Either though the LCD or the Host software Home all the axis. After the Z axis homes the nozzle should be above the bed (glass plate or aluminum bed). If the nozzle is too high and there does not look like there will be enough adjustment in the springs and you are using the adjustable Z Endstop then you will need to adjust the endstop screw so that the screw will be shorter (screw it clockwise).

Tolerances

In addition to being level the distance between the hotend and the bed is important. If you are using a strongly flat bed, such as glass, you should be able to achieve a gap of 0.2 mm. For less flat surfaces your gap will need to be larger. A common method of setting the tolerance is to place a piece of paper onto the bed, so that you can still move the piece of paper, but there is a slight drag. As you go around the bed, adjusting the level, you should use a piece of paper to check the tolerance. This will get you close but it is also recommend to print your object with 3 or more skirts on the first layer and watch as it is being printed then make any fine adjustments to get the lines to be flat (without being too flat).

Leveling Diagonal 1

Disable the Stepper motors in the LCD menu or though the Host software so you can move the extruder and plate by hand.

The leveling order is Front-Left, Back-Right, Back-Left, Front-Right.

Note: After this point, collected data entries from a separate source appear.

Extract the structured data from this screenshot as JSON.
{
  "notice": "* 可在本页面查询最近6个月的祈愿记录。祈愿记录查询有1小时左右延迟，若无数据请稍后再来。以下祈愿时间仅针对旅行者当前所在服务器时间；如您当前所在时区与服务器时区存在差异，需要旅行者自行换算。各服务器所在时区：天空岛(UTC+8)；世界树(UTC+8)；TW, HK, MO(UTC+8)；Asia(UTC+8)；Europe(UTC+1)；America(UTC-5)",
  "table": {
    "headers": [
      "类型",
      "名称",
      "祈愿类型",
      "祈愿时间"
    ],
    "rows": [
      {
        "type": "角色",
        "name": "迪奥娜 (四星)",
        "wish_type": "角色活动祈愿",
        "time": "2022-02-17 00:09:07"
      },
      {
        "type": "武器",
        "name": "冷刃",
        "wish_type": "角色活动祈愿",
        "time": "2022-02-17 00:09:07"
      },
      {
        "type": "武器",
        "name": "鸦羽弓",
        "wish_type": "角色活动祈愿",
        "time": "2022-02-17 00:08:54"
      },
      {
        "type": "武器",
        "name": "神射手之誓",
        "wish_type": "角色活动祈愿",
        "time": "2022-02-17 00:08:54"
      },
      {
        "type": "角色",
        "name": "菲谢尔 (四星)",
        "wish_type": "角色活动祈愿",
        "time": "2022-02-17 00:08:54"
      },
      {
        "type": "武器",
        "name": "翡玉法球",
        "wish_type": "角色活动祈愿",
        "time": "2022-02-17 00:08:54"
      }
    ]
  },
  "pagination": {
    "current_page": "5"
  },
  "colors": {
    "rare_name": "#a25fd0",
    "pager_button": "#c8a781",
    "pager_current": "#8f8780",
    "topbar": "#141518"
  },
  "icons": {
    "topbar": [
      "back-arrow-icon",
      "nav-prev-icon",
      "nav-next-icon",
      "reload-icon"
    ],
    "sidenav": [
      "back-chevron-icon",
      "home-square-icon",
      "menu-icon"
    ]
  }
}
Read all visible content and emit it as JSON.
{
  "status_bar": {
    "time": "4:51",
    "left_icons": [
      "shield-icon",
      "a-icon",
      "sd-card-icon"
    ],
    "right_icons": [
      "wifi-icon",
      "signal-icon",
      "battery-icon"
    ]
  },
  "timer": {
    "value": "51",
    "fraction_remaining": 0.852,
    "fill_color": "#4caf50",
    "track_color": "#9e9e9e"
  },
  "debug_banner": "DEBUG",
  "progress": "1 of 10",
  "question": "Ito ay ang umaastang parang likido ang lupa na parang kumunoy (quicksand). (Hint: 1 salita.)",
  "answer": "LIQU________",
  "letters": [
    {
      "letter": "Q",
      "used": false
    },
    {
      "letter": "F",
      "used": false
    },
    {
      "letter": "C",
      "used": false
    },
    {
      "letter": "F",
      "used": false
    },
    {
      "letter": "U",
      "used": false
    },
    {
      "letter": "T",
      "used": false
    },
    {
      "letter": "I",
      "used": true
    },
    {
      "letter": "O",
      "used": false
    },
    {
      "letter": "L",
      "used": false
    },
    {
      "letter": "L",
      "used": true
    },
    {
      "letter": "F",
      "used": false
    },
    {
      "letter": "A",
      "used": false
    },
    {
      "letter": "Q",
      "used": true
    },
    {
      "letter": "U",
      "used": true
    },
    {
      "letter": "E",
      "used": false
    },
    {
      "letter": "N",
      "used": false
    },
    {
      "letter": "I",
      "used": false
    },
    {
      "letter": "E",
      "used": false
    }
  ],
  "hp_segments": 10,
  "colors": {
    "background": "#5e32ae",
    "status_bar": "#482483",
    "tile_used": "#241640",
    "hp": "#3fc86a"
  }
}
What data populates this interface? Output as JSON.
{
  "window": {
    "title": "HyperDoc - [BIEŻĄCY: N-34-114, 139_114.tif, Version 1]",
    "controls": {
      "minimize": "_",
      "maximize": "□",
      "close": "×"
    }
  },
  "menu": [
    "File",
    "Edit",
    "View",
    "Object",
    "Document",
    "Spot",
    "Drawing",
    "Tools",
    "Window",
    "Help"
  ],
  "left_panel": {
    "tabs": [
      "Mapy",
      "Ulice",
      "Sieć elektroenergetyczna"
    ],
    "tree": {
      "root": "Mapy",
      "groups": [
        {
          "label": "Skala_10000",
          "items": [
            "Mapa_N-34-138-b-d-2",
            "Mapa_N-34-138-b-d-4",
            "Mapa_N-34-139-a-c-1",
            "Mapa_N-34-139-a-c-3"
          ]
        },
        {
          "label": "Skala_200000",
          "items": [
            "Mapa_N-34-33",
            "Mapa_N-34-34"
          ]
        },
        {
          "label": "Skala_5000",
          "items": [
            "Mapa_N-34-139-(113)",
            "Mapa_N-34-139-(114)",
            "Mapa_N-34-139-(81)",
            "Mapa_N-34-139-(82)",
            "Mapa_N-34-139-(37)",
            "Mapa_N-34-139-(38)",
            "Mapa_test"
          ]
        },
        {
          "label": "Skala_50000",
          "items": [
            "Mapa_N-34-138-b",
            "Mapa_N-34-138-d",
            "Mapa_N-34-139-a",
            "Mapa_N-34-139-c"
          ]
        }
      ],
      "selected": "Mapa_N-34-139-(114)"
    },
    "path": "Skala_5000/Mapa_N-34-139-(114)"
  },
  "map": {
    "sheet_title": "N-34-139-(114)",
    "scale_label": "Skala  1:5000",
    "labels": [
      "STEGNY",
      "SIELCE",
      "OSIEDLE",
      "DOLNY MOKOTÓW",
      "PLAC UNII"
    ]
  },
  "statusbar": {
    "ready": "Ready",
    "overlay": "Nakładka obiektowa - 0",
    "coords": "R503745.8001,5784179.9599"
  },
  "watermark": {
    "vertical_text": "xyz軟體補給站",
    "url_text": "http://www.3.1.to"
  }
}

We refer to the first pair as Diagonal 1. With the Z-Axis homed, and positioned over the Front-Left corner of the print bed, use the tension nut to adjust the height of the print bed. Using the piece of paper between the bed and the nozzle adjust the height until the nozzle touches the paper but you can still pull the paper out with a little bit of drag. Re-home the Z-Axis and checking that the paper still drags. Adjust the nut as needed until you can achieve drag without movement of the print bed.

Once you have set the front-left corner, repeat the process with the opposite diagonal corner in the back-right. Return to the front-left corner and verify that nothing has changed. On or two repetitions may be required.

Leveling Diagonal 2

The second diagonal is leveled in the same manner as the first, but starting in the back-left corner, and ending with the front-right. It may be that after completing the procedure to this point, you find that Diagonal 1 is no longer set. It will most likely be a small adjustment, and a second repetition of the leveling process will correct this in most cases.